229 Characterizing the Effects of Ice Microphysical Assumptions on Retrieval Algorithm Uncertainties

Wednesday, 9 July 2014
Gerald. G Mace, University of Utah, Salt Lake City, UT; and S. J. Cooper and P. Lawson

One of the principal objectives of NASA satellite missions has been to characterize the physical properties of clouds and precipitation. This objective has been in response to well-known biases that predictive models of the Earth's climate system continue to demonstrate in key hydrological processes such as precipitation and radiative forcing. Deriving cloud and precipitation properties from remote sensing measurements in ice-phase regions is an inherently ill-posed problem. Assumptions are unavoidable that result in substantial and difficult-to-quantify uncertainties in retrieval algorithm results.

With these issues in mind, we are analyzing in situ and remote sensing data sets that have been collected in recent years by NASA and NSF suborbital campaigns. A unique aspect of the campaigns we are focusing on is that they included accurate observations of the ice crystal particle size distribution (PSD) and independent measurements of bulk quantities such as condensed ice mass and radar reflectivity.
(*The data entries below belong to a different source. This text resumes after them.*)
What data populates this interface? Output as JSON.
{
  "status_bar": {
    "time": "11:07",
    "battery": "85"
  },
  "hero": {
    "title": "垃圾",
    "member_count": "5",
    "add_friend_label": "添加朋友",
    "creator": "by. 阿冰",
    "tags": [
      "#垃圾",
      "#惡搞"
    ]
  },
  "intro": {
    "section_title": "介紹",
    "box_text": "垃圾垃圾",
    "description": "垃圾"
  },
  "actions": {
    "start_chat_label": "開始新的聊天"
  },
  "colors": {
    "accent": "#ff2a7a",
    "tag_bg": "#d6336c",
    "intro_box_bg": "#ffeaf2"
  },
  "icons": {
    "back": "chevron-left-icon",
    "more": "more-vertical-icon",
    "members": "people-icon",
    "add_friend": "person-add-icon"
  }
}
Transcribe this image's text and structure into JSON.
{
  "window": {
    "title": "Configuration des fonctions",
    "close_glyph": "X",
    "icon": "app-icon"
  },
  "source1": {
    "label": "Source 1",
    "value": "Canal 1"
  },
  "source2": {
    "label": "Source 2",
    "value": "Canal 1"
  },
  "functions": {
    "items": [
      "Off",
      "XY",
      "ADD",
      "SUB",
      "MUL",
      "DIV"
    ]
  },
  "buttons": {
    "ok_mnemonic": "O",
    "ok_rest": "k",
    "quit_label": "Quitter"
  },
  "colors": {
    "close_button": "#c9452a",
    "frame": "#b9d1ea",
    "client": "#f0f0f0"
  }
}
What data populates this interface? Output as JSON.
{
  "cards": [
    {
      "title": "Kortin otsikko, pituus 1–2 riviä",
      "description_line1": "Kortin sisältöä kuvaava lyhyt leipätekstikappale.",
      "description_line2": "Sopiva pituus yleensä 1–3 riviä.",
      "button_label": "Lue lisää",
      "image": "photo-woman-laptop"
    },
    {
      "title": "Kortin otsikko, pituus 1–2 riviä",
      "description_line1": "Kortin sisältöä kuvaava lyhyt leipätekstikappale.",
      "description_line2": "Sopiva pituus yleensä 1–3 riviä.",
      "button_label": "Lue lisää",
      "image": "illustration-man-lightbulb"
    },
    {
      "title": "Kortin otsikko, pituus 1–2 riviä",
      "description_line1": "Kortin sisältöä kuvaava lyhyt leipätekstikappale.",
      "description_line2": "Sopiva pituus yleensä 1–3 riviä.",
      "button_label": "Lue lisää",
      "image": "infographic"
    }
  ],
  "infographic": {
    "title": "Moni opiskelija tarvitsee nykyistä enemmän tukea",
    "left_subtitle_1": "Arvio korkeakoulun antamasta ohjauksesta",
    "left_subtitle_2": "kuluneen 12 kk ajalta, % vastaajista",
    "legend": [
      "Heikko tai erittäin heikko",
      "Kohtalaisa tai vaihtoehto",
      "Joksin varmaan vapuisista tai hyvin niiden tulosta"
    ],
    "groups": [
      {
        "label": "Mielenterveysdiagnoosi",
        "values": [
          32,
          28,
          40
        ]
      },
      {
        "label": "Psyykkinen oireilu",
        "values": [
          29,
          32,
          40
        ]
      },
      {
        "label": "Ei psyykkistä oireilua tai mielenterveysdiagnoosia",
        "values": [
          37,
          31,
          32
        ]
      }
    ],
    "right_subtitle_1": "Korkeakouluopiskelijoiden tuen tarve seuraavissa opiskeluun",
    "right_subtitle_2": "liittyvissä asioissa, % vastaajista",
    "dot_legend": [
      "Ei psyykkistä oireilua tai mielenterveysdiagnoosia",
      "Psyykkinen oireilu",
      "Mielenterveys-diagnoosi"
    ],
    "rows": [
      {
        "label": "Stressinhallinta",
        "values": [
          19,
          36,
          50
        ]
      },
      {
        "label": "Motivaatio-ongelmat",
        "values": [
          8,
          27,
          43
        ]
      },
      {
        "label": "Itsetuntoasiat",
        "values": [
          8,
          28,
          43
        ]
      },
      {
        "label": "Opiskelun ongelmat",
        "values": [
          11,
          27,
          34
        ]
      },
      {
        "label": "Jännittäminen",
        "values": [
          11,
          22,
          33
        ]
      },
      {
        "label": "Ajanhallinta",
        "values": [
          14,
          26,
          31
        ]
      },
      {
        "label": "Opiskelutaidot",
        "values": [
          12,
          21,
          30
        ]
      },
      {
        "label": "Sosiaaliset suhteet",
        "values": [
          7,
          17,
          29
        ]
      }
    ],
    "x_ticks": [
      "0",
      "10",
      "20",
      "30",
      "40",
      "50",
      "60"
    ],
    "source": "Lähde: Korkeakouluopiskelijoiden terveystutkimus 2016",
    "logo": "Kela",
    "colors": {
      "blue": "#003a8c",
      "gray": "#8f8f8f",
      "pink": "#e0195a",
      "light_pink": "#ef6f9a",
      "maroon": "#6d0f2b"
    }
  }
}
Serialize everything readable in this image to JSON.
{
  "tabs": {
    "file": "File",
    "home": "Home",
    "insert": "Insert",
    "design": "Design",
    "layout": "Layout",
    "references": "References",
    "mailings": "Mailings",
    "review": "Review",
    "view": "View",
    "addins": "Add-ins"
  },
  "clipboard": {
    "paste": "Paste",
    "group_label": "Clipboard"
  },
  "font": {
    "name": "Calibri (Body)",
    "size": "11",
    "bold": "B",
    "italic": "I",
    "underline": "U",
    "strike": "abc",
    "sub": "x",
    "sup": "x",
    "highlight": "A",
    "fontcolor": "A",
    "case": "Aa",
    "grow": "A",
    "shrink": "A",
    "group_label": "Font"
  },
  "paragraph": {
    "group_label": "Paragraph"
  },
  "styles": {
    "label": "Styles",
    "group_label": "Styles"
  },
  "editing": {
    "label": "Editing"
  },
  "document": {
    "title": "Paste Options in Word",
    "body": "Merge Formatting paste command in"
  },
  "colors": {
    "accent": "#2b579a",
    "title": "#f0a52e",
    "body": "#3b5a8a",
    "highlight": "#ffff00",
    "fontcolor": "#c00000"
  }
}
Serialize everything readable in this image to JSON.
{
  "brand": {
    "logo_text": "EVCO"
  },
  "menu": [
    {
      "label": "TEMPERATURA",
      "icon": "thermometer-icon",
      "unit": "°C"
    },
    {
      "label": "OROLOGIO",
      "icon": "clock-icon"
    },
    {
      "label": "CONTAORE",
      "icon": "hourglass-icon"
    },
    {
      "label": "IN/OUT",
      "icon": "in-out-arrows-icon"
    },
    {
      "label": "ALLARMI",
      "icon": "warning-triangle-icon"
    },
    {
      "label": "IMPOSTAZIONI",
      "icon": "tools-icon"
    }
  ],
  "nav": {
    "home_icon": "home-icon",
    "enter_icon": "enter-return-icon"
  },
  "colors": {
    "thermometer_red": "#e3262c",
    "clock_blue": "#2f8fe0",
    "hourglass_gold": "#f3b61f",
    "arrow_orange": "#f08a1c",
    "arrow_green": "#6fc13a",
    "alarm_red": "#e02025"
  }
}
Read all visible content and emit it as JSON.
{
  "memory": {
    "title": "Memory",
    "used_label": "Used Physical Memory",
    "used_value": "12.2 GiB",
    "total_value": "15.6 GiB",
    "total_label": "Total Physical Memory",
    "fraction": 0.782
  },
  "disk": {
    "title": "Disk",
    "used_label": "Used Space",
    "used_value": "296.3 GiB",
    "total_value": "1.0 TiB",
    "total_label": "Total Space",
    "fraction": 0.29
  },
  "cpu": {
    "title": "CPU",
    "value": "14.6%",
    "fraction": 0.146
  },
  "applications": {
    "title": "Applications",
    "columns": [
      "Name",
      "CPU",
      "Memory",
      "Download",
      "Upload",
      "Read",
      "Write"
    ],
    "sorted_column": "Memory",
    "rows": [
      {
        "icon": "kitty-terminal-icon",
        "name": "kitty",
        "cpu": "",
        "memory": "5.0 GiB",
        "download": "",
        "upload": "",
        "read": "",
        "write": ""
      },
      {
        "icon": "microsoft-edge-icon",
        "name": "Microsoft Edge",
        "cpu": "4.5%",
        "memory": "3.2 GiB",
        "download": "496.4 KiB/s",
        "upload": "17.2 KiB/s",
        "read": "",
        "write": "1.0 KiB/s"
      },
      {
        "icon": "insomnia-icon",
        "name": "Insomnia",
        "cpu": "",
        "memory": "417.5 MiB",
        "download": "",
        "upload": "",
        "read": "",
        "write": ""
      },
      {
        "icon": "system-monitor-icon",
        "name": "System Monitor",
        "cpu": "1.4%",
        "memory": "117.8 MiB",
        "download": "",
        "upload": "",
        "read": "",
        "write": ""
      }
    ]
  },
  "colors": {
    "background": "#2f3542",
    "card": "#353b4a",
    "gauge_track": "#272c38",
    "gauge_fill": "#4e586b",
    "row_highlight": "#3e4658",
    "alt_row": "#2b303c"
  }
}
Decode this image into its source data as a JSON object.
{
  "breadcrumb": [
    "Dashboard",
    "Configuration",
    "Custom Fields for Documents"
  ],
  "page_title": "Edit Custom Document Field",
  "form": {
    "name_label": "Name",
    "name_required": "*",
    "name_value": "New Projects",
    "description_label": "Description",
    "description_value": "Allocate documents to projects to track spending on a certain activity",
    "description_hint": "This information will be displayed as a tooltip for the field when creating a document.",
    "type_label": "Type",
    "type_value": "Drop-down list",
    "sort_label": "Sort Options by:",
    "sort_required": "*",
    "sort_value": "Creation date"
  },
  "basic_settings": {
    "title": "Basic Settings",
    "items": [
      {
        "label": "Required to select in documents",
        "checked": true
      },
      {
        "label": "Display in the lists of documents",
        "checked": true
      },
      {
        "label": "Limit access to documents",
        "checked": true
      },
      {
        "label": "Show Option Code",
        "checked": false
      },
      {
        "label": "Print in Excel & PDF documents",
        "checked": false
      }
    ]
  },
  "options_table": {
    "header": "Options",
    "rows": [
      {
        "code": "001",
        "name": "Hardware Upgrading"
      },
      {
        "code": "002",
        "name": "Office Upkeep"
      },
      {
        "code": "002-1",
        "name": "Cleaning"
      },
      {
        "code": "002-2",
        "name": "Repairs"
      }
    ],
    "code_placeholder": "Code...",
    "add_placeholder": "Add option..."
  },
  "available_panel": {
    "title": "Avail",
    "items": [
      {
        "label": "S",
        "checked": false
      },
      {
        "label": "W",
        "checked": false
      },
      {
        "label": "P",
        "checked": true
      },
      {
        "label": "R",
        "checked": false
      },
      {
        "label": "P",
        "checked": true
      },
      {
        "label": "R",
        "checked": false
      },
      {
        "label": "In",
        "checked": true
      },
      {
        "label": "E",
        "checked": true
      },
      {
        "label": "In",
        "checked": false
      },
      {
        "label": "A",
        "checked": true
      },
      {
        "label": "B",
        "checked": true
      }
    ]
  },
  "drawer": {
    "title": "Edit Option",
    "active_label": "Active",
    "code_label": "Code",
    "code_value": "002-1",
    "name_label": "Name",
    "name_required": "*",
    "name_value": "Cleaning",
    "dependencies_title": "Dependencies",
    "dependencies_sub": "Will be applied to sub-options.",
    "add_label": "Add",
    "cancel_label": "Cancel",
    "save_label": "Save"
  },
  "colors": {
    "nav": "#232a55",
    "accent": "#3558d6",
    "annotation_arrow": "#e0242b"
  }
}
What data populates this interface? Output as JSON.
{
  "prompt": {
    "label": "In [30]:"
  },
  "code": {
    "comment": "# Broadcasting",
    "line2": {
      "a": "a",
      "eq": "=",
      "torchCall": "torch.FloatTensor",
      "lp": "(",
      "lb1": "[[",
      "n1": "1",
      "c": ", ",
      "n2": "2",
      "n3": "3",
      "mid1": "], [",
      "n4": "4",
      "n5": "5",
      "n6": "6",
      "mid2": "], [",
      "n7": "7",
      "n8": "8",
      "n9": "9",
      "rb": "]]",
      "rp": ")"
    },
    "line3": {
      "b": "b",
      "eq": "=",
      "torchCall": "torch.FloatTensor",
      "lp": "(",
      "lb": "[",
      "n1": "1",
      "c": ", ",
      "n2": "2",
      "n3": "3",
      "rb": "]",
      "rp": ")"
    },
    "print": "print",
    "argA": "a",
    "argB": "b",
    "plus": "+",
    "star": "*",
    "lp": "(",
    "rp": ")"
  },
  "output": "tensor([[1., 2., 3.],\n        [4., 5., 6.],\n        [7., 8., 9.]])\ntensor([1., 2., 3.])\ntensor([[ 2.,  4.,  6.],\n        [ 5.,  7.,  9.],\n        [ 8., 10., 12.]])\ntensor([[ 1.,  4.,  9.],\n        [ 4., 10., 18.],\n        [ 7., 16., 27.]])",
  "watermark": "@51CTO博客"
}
Often these measurements were collected in concert with other co-located remote sensing observations. Our objectives are to use these in situ measurements to characterize the uncertainties in single scattering properties of ice crystal populations due to the assumptions that are typically necessary in developing and implementing cloud and precipitation property retrieval algorithms. In particular, we will demonstrate the degree to which these assumptions influence forward model errors in radar reflectivity and demonstrate how these errors influence retrieved quantities.